Majority of Millennials Reject Capitalism, Survey Says — Because Greed Is Not Good

Impact

Democratic presidential candidate Bernie Sanders isn't the only one hating on "millionaires and billionaires." Like Sanders, millennials, who made up more than 80% of his voters in February's Iowa, New Hampshire and Nevada nominating contests, are questioning the entire system on which the United States was founded.

A new Harvard University survey found 51% of the participants between the ages 18 and 29 said they do not support capitalism. According to the Washington Post, 42% said they do support capitalism while 33% supported socialism as an alternative.

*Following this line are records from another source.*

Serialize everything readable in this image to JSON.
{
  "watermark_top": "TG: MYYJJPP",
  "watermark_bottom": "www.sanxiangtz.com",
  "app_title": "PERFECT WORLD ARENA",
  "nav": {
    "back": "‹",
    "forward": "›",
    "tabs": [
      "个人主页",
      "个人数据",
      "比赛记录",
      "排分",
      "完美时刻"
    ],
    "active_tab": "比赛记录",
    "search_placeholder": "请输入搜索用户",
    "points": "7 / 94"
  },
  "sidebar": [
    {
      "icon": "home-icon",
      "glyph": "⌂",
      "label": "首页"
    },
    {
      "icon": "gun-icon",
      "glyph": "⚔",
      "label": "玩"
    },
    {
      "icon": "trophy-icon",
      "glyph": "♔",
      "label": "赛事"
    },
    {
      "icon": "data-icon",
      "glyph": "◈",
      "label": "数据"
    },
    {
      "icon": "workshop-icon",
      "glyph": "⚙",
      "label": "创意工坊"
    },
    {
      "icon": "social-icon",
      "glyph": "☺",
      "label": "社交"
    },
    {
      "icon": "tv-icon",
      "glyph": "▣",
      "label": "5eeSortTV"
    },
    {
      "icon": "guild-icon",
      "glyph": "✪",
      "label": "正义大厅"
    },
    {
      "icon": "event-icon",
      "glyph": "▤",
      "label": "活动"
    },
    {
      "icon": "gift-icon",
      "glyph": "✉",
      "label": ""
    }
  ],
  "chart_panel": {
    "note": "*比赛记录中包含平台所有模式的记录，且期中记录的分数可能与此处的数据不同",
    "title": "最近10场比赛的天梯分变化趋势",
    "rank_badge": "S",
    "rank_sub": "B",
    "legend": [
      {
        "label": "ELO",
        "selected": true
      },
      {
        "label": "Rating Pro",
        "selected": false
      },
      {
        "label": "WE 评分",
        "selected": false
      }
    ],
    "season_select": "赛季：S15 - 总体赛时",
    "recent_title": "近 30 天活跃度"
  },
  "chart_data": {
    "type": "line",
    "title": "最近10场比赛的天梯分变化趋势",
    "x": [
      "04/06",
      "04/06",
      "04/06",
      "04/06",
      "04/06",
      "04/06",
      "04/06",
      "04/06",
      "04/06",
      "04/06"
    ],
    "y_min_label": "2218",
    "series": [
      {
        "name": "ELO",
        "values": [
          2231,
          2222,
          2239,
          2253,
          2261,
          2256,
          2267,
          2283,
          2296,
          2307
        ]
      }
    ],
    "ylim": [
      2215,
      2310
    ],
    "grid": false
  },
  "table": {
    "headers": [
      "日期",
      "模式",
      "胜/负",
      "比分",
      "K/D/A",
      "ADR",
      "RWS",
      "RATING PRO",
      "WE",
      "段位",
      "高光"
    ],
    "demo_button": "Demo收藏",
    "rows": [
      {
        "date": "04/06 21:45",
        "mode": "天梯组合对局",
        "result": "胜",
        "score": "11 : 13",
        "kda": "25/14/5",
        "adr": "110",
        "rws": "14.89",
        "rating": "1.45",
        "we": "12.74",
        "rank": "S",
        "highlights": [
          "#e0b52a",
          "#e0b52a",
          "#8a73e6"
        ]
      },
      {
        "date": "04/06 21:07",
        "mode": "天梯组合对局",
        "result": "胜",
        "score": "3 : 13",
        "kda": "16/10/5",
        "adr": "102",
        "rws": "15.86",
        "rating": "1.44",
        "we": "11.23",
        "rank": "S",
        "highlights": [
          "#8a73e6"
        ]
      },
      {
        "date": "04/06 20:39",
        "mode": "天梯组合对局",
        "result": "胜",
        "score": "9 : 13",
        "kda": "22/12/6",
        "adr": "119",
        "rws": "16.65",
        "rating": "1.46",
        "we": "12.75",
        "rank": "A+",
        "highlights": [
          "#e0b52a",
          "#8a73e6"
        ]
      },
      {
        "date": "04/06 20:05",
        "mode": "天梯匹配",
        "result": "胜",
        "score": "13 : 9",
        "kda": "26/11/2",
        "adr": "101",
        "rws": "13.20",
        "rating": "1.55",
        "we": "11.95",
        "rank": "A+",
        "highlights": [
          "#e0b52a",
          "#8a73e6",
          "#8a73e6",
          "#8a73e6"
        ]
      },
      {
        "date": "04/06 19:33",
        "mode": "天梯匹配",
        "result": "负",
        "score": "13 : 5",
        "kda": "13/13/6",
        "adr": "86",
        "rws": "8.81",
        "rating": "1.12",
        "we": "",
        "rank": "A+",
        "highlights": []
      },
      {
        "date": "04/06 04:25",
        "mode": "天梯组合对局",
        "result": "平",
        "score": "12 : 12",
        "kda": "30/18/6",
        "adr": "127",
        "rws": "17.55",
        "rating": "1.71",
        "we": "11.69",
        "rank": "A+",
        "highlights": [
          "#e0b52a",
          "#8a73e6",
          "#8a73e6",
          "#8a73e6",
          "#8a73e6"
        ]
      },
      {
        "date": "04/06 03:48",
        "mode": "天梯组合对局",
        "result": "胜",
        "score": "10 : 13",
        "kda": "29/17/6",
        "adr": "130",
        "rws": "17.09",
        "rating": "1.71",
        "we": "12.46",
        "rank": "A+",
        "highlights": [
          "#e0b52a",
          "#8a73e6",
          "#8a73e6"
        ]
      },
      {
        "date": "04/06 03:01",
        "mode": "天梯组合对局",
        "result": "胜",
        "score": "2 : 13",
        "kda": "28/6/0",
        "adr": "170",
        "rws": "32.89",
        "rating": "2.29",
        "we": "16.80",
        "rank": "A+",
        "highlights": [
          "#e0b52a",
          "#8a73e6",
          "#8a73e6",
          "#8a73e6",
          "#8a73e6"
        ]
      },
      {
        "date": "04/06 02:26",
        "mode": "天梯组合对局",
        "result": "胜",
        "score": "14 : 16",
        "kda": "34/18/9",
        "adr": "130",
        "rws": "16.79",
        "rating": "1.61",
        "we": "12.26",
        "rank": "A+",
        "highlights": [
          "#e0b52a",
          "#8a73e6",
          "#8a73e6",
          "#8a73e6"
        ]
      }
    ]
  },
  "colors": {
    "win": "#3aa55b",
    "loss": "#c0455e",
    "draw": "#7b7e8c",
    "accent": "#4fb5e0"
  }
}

The university's results echo recent findings from Republican pollster Frank Luntz, who surveyed 1,000 Americans between the ages of 18 and 26 and found that 58% of respondents believed socialism to be the "more compassionate" political system when compared to capitalism. And when participants were asked to sum up the root of America's problem in one word, 29% said "greed."

Read more: Robert Reich Explains Why Capitalism Is Broken and the Importance of Bernie Sanders

Harvard senior Zach Lustbader, who helped conduct the poll, told the Washington Post the results may be more indicative of a shifting connotation for the word "capitalism" itself. "The word 'capitalism' doesn't mean what it used to," he said. "You don't hear people on the right defending their economic policies using that word anymore." 

Indeed, while millennials may be latching on to critiques of a system that allows 62 people to own as much wealth as the poorest 3.5 billion, many could be buying into a new brand of capitalism in disguise. Last May, New York Times columnist Teddy Wayne wrote about the "modern-day yuppie," a negative term for well-off young professionals often maligned by hipsters.

Wayne claims they aren't as subversive as they think: "Yet all but the most bohemian of hipsters still relish the trappings of late capitalism, when he can get his hands on them: the designer jeans and Chuck Taylors, the small-batch bourbon and maple-marinated tempeh, the borrowed HBO Go password and cracked-screen iPhone."

Down with capitalism! Long live brunch.